A Meager Yield From BioShield
A federal effort to protect the public from bioterrorism isn't off to a strong start
Richard Hollis says he was just "trying to be a corporate patriot." The CEO of Hollis-Eden Pharmaceuticals was approached by the Pentagon two weeks after 9/11 and asked to develop a promising chemical compound as a treatment for nuclear attack victims. Three years later, when the Department of Health and Human Services began to explore adding such a product to the national stockpile, Hollis applied. Although he says his medicine produces a "statistically significant survival rate" in radiated monkeys, the feds stalled, pushing back their decision date four times. Finally in March, they told Hollis his drug didn't meet the requirements, even though he'd spent $90 million. The feds then dropped the request for drugs to treat severe radiation exposure.
Because of confidentiality agreements, HHS can't comment on the decision, although sources say there were questions about the drug's effectiveness and expense. Whatever the truth, it's just the latest controversy facing Project BioShield, a multibillion-dollar effort to procure medicines and vaccines for terrorist attacks involving weapons of mass destruction. The program was meant to be the crown jewel of the administration's strategy against such threats at home. Almost three years in, however, the largest contract let so far- for anthrax vaccine-has been dropped. And efforts to buy drugs for other threats like smallpox are stalled. Congress passed a bill in December to fix the situation, but things only seem to have gotten worse. "I can't even tell you how frustrated I am," says Rep. Mike Rogers of Michigan, who calls HHS's management "bordering on dysfunctional." And it's unclear if the chinks in the BioShield can be fixed anytime soon.
Beginnings. After a push by the Bush administration, Congress passed a bill in 2004 to dole out $5.6 billion to HHS over 10 years for medicines to treat or inoculate against WMD exposure. The drug industry praised the concept of the government creating a market for such drugs, and quick results were expected: BioShield allowed firms to get Food and Drug Administration approval for drugs after only minimal human testing.

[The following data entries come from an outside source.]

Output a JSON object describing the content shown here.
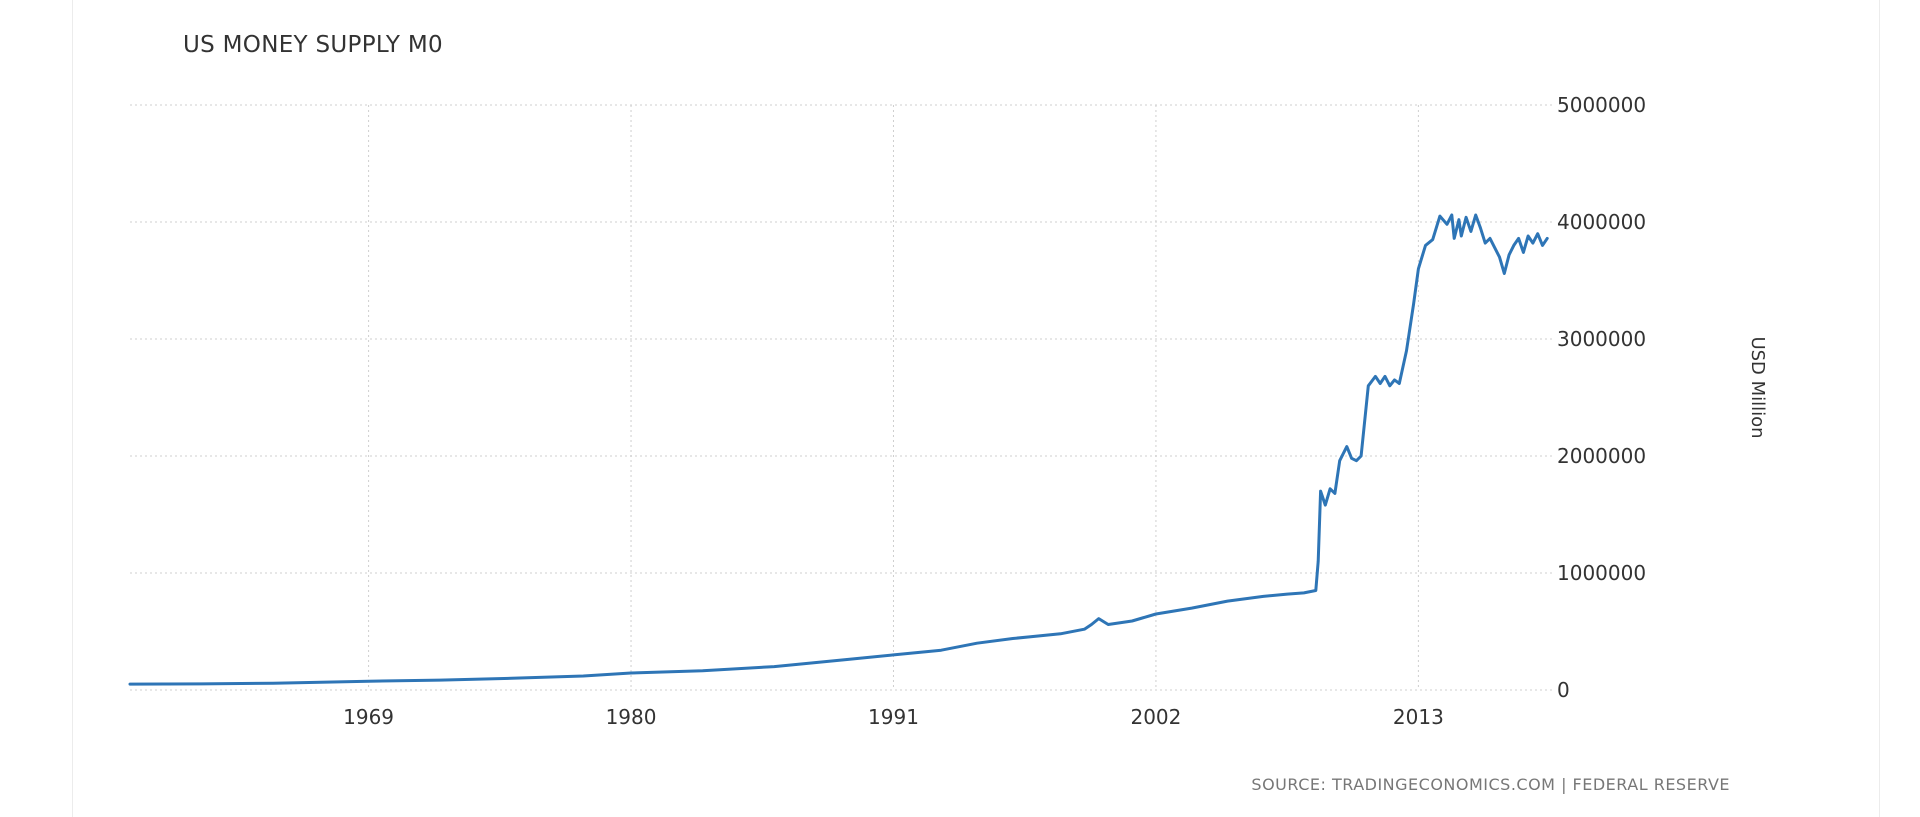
{
  "source": "SOURCE: TRADINGECONOMICS.COM | FEDERAL RESERVE",
  "colors": {
    "line": "#2e75b6",
    "grid": "#cfcfcf",
    "text": "#333333"
  },
  "chart_data": {
    "type": "line",
    "title": "US MONEY SUPPLY M0",
    "xlabel": "",
    "ylabel": "USD Million",
    "xlim": [
      1959.0,
      2018.6
    ],
    "ylim": [
      0,
      5000000
    ],
    "x_ticks": [
      1969,
      1980,
      1991,
      2002,
      2013
    ],
    "y_ticks": [
      0,
      1000000,
      2000000,
      3000000,
      4000000,
      5000000
    ],
    "x_tick_labels": [
      "1969",
      "1980",
      "1991",
      "2002",
      "2013"
    ],
    "y_tick_labels": [
      "0",
      "1000000",
      "2000000",
      "3000000",
      "4000000",
      "5000000"
    ],
    "grid": true,
    "legend": "none",
    "series": [
      {
        "x": [
          1959.0,
          1962.0,
          1965.0,
          1969.0,
          1972.0,
          1975.0,
          1978.0,
          1980.0,
          1983.0,
          1986.0,
          1989.0,
          1991.0,
          1993.0,
          1994.5,
          1996.0,
          1998.0,
          1999.0,
          1999.3,
          1999.6,
          2000.0,
          2001.0,
          2002.0,
          2003.5,
          2005.0,
          2006.5,
          2007.5,
          2008.2,
          2008.7,
          2008.8,
          2008.9,
          2009.1,
          2009.3,
          2009.5,
          2009.7,
          2010.0,
          2010.2,
          2010.4,
          2010.6,
          2010.9,
          2011.2,
          2011.4,
          2011.6,
          2011.8,
          2012.0,
          2012.2,
          2012.5,
          2012.8,
          2013.0,
          2013.3,
          2013.6,
          2013.9,
          2014.2,
          2014.4,
          2014.5,
          2014.7,
          2014.8,
          2015.0,
          2015.2,
          2015.4,
          2015.6,
          2015.8,
          2016.0,
          2016.2,
          2016.4,
          2016.6,
          2016.8,
          2017.0,
          2017.2,
          2017.4,
          2017.6,
          2017.8,
          2018.0,
          2018.2,
          2018.4
        ],
        "y": [
          50000,
          52000,
          58000,
          75000,
          85000,
          100000,
          120000,
          145000,
          165000,
          200000,
          260000,
          300000,
          340000,
          400000,
          440000,
          480000,
          520000,
          560000,
          610000,
          560000,
          590000,
          650000,
          700000,
          760000,
          800000,
          820000,
          830000,
          850000,
          1100000,
          1700000,
          1580000,
          1720000,
          1680000,
          1960000,
          2080000,
          1980000,
          1960000,
          2000000,
          2600000,
          2680000,
          2620000,
          2680000,
          2600000,
          2650000,
          2620000,
          2900000,
          3300000,
          3600000,
          3800000,
          3850000,
          4050000,
          3980000,
          4060000,
          3860000,
          4020000,
          3880000,
          4040000,
          3920000,
          4060000,
          3950000,
          3820000,
          3860000,
          3780000,
          3700000,
          3560000,
          3720000,
          3800000,
          3860000,
          3740000,
          3880000,
          3820000,
          3900000,
          3800000,
          3860000
        ]
      }
    ]
  }
}
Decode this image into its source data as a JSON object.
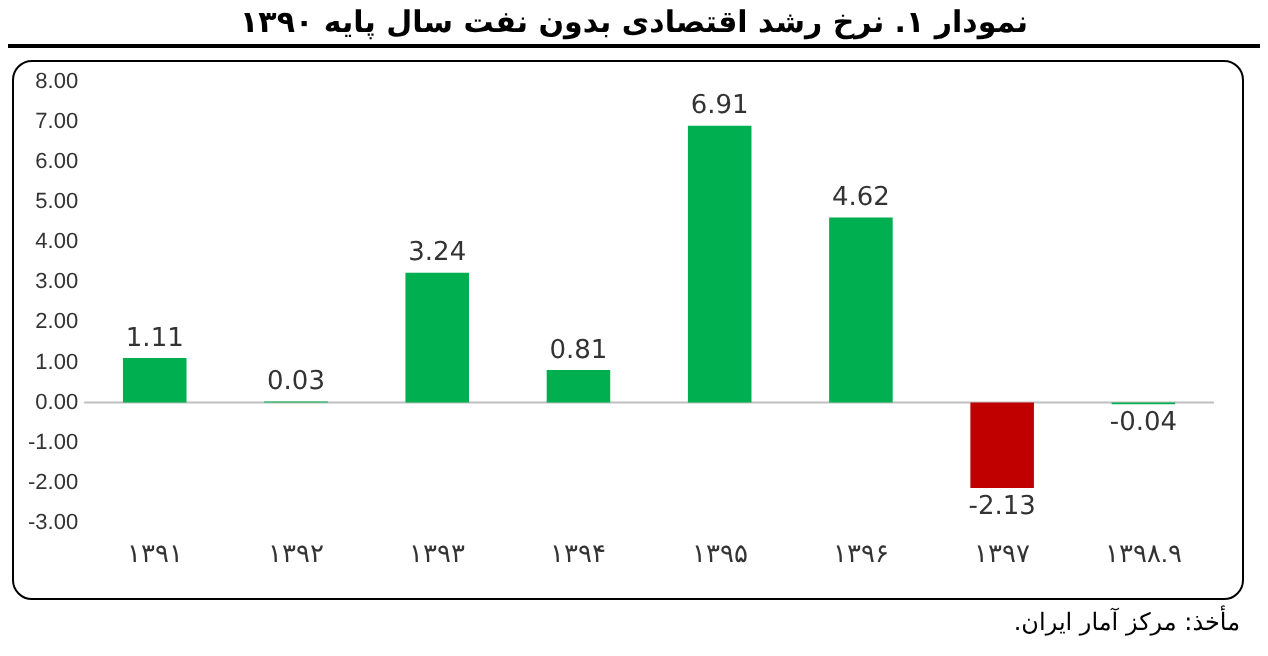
{
  "chart_data": {
    "type": "bar",
    "title": "نمودار ۱. نرخ رشد اقتصادی بدون نفت سال پایه ۱۳۹۰",
    "categories": [
      "۱۳۹۱",
      "۱۳۹۲",
      "۱۳۹۳",
      "۱۳۹۴",
      "۱۳۹۵",
      "۱۳۹۶",
      "۱۳۹۷",
      "۱۳۹۸.۹"
    ],
    "values": [
      1.11,
      0.03,
      3.24,
      0.81,
      6.91,
      4.62,
      -2.13,
      -0.04
    ],
    "colors": [
      "#00b050",
      "#00b050",
      "#00b050",
      "#00b050",
      "#00b050",
      "#00b050",
      "#c00000",
      "#00b050"
    ],
    "ylim": [
      -3,
      8
    ],
    "yticks": [
      {
        "value": -3,
        "label": "-3.00"
      },
      {
        "value": -2,
        "label": "-2.00"
      },
      {
        "value": -1,
        "label": "-1.00"
      },
      {
        "value": 0,
        "label": "0.00"
      },
      {
        "value": 1,
        "label": "1.00"
      },
      {
        "value": 2,
        "label": "2.00"
      },
      {
        "value": 3,
        "label": "3.00"
      },
      {
        "value": 4,
        "label": "4.00"
      },
      {
        "value": 5,
        "label": "5.00"
      },
      {
        "value": 6,
        "label": "6.00"
      },
      {
        "value": 7,
        "label": "7.00"
      },
      {
        "value": 8,
        "label": "8.00"
      }
    ],
    "ref_lines": [
      {
        "axis": "y",
        "value": 0,
        "color": "#bfbfbf"
      }
    ],
    "data_labels": true,
    "grid": false,
    "legend": false,
    "annotations": [
      "مأخذ: مرکز آمار ایران."
    ]
  }
}
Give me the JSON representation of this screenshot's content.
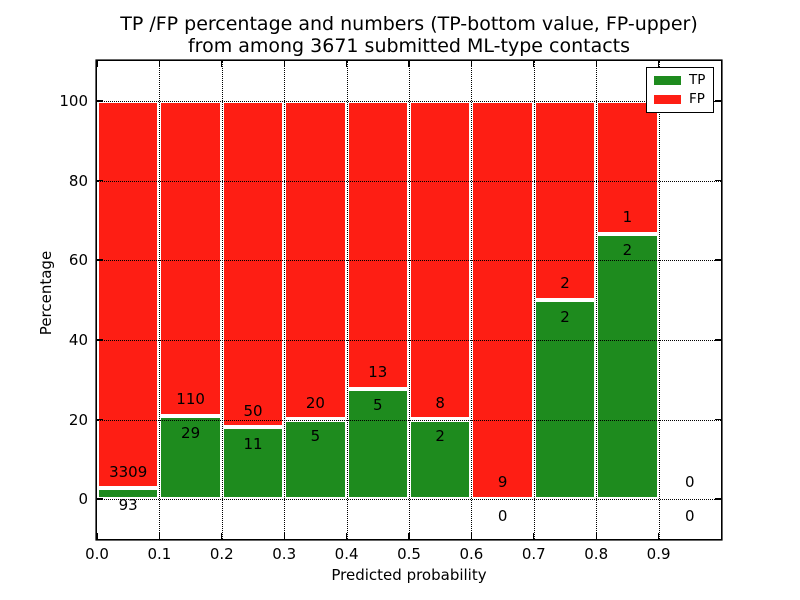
{
  "figure": {
    "title_line1": "TP /FP percentage and numbers (TP-bottom value, FP-upper)",
    "title_line2": "from among 3671 submitted ML-type contacts",
    "xlabel": "Predicted probability",
    "ylabel": "Percentage"
  },
  "legend": {
    "items": [
      {
        "label": "TP",
        "color": "#1e8b1e"
      },
      {
        "label": "FP",
        "color": "#fe1e14"
      }
    ]
  },
  "chart_data": {
    "type": "bar",
    "stacked": true,
    "normalized": "percent-of-bin",
    "title": "TP /FP percentage and numbers (TP-bottom value, FP-upper) from among 3671 submitted ML-type contacts",
    "xlabel": "Predicted probability",
    "ylabel": "Percentage",
    "xlim": [
      0.0,
      1.0
    ],
    "ylim": [
      -10,
      110
    ],
    "grid": true,
    "legend_position": "upper right",
    "x_tick_labels": [
      "0.0",
      "0.1",
      "0.2",
      "0.3",
      "0.4",
      "0.5",
      "0.6",
      "0.7",
      "0.8",
      "0.9"
    ],
    "y_tick_labels": [
      "0",
      "20",
      "40",
      "60",
      "80",
      "100"
    ],
    "bin_edges": [
      0.0,
      0.1,
      0.2,
      0.3,
      0.4,
      0.5,
      0.6,
      0.7,
      0.8,
      0.9,
      1.0
    ],
    "series": [
      {
        "name": "TP",
        "color": "#1e8b1e",
        "counts": [
          93,
          29,
          11,
          5,
          5,
          2,
          0,
          2,
          2,
          0
        ]
      },
      {
        "name": "FP",
        "color": "#fe1e14",
        "counts": [
          3309,
          110,
          50,
          20,
          13,
          8,
          9,
          2,
          1,
          0
        ]
      }
    ],
    "tp_percent_of_bin": [
      2.73,
      20.86,
      18.03,
      20.0,
      27.78,
      20.0,
      0.0,
      50.0,
      66.67,
      0.0
    ],
    "total_contacts": 3671
  }
}
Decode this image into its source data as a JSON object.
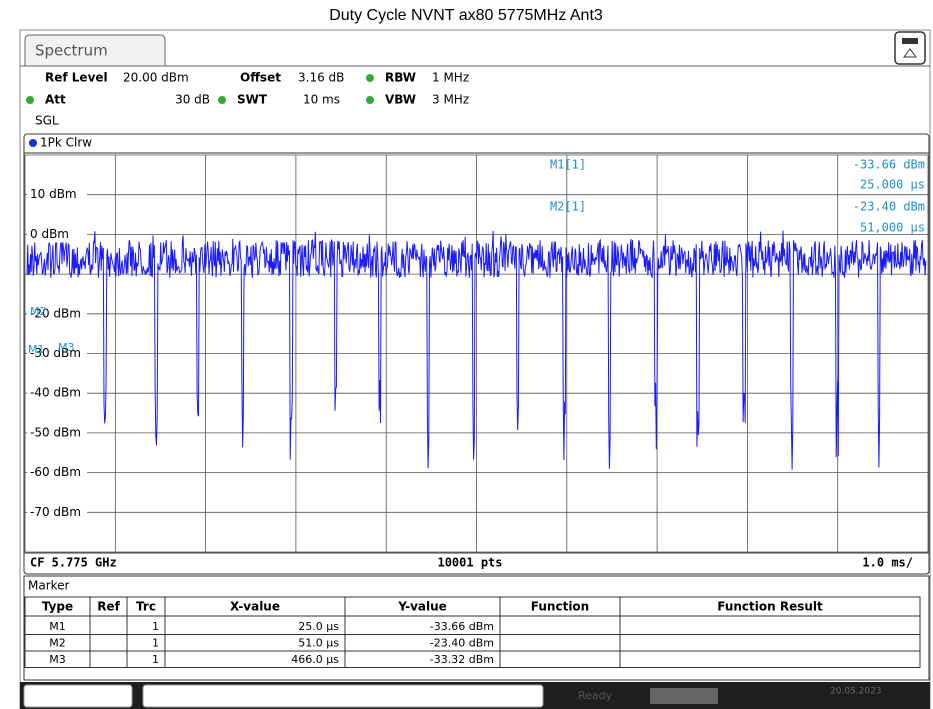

But almost immediately, there were problems. Michael Greenberger, director of the Center for Health and Homeland Security at the University of Maryland, says the Department of Homeland Security, which had to do a threat analysis of viruses, toxins, and chemicals before HHS could buy medicines for them, "put a virtual stranglehold" on BioShield with delays. And the first major contract awarded-$877.5 million for production of enough anthrax vaccine for 25 million people-sparked a firestorm. No large pharmaceutical or biotech companies competed, and a small Brisbane, Calif., firm, VaxGen, secured the award, even though it had never produced an FDA-approved product. The task: to take a technology developed by the Army and turn it into a vaccine within five years, half the industry standard. The controversial award became a cause célèbre on Capitol Hill, where a competing vaccine firm engaged in a $1.3 million lobbying campaign to get its own piece of the action.
The drugs BioShield actually bought were mostly the "lowest of the lowest- hanging fruit," says one congressional staffer. The government scooped up 4.9 million children's doses of liquid potassium iodide, a drug used for years to treat less-severe radiation sickness. And HHS bought enough of the other, 1970s-era anthrax vaccine to treat 1.6 million victims. A request for a next-generation smallpox vaccine, meanwhile, was put out in 2005 but remains unfilled.